The entry-level job is disappearing first. The tasks that justified hiring junior workers, including first-pass reviews, routine analysis, structured correspondence, were never glamorous. They were learning environments. Brynjolfsson’s research using ADP payroll data found a 13% to 16% relative employment decline for early-career workers in AI-exposed occupations. The work that made juniors worth hiring no longer needs a human to do it.
The middle compresses next. U.S. employers advertising 42% fewer middle management positions at the end of 2024 than in 2022 with no recovery trajectory observed. The same survey of 10,000 leaders found that managers spend nearly 40% of their time on administrative tasks and day-to-day coordination, precisely the work AI handles first. This compression did not begin with AI as post-pandemic correction and flatter organizational structures were already underway. But what AI does is make the trend permanent: Gartner forecast in October 2024 that 20% of organizations will use AI to eliminate more than half their middle management positions by 2026. Work is being absorbed upward and automated downward leaving fewer people spanning a wider gap.
And finally, senior experts who used to be the most protected and the most valued are simultaneously the ones most actively feeding the machine. Their judgment and pattern recognition are the training signal most worth extracting. The unpriced transaction is least visible to the people whose contribution is worth the most.
The pipeline issue is also a business case for companies. Expertise accumulates through a pipeline. Remove the entry ramp, compress the middle, and the senior expertise firms are currently extracting stops being replenished. Firms drawing down that asset without investing in its renewal are liquidating something that does not appear on their balance sheet. The timeline is long enough that nobody in the room will be held accountable. That is precisely what makes it dangerous.
What is actually happening
Two things are now established: First, the compensation models do not work. And second, the cost falls across the entire workforce, with entry-level workers locked out, middle managers compressed, senior experts feeding a machine that is closing the pipeline beneath them.
What holds all of this together is the absence of any framework to govern it.
The nearest legal test is NYT v. OpenAI, where a corporation defending content it legally owns.
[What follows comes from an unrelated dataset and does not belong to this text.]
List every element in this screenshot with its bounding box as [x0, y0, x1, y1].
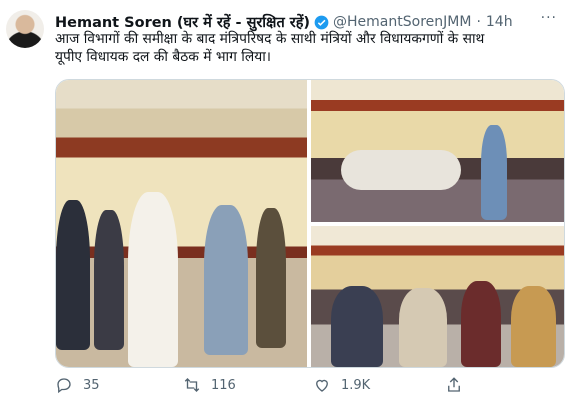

Even if it wins, it says nothing about the worker whose judgment became training signal under a contract never written with this in mind. The law is arguing about the easy question. The hard one has not been asked.
The deeper problem is not that the transaction is unpriced. It is that it is invisible. The New York Times had legible, attributable, ownable content and even that is taking years to resolve. Workers have none of that. Their contributions are diffuse, collective, unattributable by design. You cannot price what neither party can point to.
The machine keeps running on what was fed into it until it cannot.
Who paid the humans who fed the machine? And what happens when there are no humans left who remember how?
Nobody did. And nobody has worked out what that costs yet.